I used to wear a lot of dresses. But then I had children. My shape changed, my bust got bigger, then smaller, then bigger and then went a little further south. Clothes had to accommodate breastfeeding…for years, it seemed. Even skirts were tricky for a while, as they were lifted, hidden under and dragged on.
But there is nothing nicer in summer than a simple dress and sandals. So here are some recent additions from when the weather was a tad warmer.
This dress is made from some cheap cotton lawn from Darn Cheap Fabrics, such an inspiring name! It is one of those single role, designer excess places. I have no idea where the cotton was grown and processed but probably China. The flimsy cotton was made more substantial with a calico lining for the bodice made of old muslins. You can still see my notes from other dresses scrawled on a piece.
As part of my Costume Changes project, I am exploring fibres new to me, spreading my ecological footprint in a mix of fibres, old and new. And making mistakes. And encountering some discomforting information.
This next frock is made with viscose. For the longest time I thought viscose and rayon were synthetic fibres and steered clear. In fact, they are semi-synthetics, made from plant sources like sugar cane and bamboo but their cellulose is extracted through a chemical process and extruded into fibres. The process was invented in the late 19c as an artifical silk…silk for the masses. They are biodegrable. Sounded OK.
The pattern is the Washi dress from MadeByRae, made in the small size with the cut out. This was my first experience with viscose. It seems to stretch length ways so the neckline hangs lower than I am comfortable. I raised the shoulders but the neckline still seems to be heading down! If I was to use viscose again, I would hang the fabric first before cutting. It feels good on, breathes and has a drape and swing that it just lovely.
Then I did some more research and found out that whilst viscose/rayon is biodegradable, it contributes over half the microplastic fibres in the ocean, its manufacturing process produces significant pollutants and only one method of producing rayon (lyocell method) is considered to have any environmental benefits. So, is it really an alternative to synthetics or cotton? Possibly…but not in a way that leaves me feeling even vaguely comfortable.
My next dress was another washi dress but made in linen from Lithuania via The Drapery. This linen has been presoftened through washing to produce a very drapey handle. Linen production typically takes place on land that is unsuitable for food crops and does not require irrigation or fertiliser. It is more durable than cotton. It is a great replacement for cotton if dressmaking with new fabrics although you need to embrace that wrinkled look.

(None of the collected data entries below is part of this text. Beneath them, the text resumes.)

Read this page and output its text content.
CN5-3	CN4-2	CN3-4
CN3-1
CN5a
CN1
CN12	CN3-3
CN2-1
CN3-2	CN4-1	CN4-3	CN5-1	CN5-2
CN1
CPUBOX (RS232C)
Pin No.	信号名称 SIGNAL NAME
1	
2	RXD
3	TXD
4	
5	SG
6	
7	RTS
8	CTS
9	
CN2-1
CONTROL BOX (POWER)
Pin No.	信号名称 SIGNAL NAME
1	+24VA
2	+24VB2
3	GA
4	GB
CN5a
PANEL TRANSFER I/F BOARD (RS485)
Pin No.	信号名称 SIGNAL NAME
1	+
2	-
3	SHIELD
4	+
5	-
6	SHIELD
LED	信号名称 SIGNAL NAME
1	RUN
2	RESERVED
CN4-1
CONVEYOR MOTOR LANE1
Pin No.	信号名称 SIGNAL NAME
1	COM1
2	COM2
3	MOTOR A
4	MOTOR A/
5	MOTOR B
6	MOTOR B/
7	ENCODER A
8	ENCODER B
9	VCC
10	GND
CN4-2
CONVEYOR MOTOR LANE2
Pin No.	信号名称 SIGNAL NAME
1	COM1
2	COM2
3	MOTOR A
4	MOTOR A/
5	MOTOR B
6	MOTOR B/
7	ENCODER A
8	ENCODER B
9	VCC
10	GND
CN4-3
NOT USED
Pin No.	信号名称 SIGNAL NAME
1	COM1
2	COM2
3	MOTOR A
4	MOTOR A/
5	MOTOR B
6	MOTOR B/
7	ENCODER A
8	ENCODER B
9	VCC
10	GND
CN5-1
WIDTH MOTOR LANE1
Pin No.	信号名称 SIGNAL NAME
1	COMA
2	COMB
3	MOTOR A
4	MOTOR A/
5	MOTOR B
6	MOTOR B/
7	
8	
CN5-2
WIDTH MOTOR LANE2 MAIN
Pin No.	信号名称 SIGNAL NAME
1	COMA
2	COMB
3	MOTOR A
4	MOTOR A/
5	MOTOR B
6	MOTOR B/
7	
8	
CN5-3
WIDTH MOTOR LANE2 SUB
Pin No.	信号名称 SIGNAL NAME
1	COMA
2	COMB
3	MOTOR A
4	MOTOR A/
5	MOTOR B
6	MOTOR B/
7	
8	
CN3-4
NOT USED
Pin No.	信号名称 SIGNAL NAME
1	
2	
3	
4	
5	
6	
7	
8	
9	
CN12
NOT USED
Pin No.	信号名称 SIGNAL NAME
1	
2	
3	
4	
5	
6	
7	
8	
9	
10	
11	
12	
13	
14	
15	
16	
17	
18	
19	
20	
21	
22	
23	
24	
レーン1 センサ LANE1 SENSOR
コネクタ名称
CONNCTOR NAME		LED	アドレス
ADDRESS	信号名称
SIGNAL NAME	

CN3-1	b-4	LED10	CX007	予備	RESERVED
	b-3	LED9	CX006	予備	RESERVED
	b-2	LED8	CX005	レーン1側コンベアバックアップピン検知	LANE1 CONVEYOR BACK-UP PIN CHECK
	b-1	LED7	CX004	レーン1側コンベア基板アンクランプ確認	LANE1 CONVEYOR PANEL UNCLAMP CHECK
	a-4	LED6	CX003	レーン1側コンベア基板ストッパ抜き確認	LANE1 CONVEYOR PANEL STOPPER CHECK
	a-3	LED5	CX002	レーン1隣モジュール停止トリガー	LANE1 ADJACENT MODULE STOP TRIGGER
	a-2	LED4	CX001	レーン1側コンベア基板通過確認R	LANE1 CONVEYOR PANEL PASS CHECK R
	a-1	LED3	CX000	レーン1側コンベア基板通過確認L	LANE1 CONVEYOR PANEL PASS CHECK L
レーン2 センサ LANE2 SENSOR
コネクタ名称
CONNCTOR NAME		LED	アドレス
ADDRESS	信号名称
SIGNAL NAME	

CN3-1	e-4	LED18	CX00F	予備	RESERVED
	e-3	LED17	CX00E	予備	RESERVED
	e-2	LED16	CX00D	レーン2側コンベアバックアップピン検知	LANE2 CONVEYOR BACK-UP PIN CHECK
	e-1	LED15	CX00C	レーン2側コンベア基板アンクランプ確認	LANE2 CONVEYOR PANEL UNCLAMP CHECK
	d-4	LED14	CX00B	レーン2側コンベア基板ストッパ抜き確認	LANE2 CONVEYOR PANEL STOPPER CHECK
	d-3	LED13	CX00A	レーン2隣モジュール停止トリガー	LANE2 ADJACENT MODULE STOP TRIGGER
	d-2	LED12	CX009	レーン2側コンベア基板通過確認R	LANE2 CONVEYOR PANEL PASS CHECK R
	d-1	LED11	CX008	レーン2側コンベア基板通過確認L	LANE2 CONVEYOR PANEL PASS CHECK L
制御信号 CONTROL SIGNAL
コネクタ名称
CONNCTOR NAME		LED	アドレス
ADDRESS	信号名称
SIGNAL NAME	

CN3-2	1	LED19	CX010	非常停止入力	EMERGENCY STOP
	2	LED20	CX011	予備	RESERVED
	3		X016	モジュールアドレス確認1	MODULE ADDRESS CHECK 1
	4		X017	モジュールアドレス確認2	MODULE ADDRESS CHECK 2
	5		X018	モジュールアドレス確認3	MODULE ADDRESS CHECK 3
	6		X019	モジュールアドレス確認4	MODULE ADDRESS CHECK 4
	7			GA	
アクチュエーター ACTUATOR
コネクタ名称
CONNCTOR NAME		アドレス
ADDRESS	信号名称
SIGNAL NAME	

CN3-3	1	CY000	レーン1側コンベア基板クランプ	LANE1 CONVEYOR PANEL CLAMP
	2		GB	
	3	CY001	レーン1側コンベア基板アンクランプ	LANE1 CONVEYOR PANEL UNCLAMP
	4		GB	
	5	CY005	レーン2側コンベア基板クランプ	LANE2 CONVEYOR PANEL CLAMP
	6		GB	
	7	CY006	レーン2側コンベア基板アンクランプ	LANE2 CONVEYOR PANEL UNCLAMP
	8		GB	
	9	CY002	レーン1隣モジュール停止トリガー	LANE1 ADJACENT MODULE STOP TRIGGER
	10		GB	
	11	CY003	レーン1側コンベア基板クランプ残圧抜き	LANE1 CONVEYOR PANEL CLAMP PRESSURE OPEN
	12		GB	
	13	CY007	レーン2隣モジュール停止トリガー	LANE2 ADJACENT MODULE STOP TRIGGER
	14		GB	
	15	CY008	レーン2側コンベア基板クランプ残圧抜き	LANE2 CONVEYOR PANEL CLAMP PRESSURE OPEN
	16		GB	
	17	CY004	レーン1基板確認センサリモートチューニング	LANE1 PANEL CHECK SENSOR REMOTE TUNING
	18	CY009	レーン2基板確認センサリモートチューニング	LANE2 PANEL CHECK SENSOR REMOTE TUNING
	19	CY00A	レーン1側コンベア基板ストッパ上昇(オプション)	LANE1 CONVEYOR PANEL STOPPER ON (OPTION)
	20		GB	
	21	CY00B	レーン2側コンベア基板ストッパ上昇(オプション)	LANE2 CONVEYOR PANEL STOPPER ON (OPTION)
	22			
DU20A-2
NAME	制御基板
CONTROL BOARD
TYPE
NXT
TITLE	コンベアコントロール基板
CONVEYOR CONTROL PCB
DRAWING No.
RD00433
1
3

I cut out the same size as the previous dress and this one fits perfectly! The neckline is modest and has not grown during wearing.

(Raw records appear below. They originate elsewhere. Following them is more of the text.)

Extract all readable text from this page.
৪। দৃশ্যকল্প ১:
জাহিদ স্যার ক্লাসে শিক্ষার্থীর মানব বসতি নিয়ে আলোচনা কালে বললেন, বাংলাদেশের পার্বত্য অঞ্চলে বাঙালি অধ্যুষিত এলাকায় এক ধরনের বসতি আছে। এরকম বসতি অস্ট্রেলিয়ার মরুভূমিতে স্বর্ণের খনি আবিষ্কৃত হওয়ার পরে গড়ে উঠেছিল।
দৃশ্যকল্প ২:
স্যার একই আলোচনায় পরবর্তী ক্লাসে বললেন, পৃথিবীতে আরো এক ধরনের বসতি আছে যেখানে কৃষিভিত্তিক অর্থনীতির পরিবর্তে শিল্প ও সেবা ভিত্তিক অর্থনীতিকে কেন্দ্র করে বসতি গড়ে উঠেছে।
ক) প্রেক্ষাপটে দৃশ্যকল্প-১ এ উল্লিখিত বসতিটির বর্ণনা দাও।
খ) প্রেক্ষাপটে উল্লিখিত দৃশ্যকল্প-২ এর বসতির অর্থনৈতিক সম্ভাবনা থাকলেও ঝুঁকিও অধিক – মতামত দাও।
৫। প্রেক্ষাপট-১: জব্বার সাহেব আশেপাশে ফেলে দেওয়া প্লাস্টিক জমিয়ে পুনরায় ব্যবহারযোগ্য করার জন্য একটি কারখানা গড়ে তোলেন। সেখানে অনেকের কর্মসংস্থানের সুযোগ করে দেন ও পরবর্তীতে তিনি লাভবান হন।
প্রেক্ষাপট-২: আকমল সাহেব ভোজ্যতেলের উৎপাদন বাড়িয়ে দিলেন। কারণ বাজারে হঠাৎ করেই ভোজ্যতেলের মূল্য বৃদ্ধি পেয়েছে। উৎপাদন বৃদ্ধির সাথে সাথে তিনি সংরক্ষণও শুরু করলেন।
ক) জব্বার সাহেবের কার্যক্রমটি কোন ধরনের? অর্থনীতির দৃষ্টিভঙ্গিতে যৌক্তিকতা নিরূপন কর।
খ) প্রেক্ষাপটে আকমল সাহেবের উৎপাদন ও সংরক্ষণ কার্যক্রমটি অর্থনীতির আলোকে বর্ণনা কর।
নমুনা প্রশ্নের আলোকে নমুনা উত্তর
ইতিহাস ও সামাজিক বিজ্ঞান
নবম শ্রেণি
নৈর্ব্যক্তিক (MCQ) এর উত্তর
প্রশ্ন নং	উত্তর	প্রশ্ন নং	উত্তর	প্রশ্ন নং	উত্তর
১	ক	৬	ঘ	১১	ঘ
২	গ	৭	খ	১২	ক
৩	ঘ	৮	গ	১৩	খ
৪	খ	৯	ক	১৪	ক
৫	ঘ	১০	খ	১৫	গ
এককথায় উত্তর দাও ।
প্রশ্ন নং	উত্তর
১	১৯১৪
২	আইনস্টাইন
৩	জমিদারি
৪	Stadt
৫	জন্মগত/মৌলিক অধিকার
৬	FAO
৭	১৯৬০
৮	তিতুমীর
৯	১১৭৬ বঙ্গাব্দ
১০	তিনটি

Aside from the elastic casing for the gathered back, my only other modification was to add a Peter Pan style collar to the front neck. It is fixed into the shoulder seams. See how it lifts away from the dress? Next time I make a Peter Pan collar, I will cut the underside slightly smaller so it curves towards the dress as per this great tutorial from Sewaholic. This is a cracker of a dress and layers really well with three quarter length wide leg trousers or tights. This will take me through winter and summer in Melbourne.
In conclusion…I will give linen another go but goodness, secondhand fabrics and repurposing is just a whole lot less fraught really.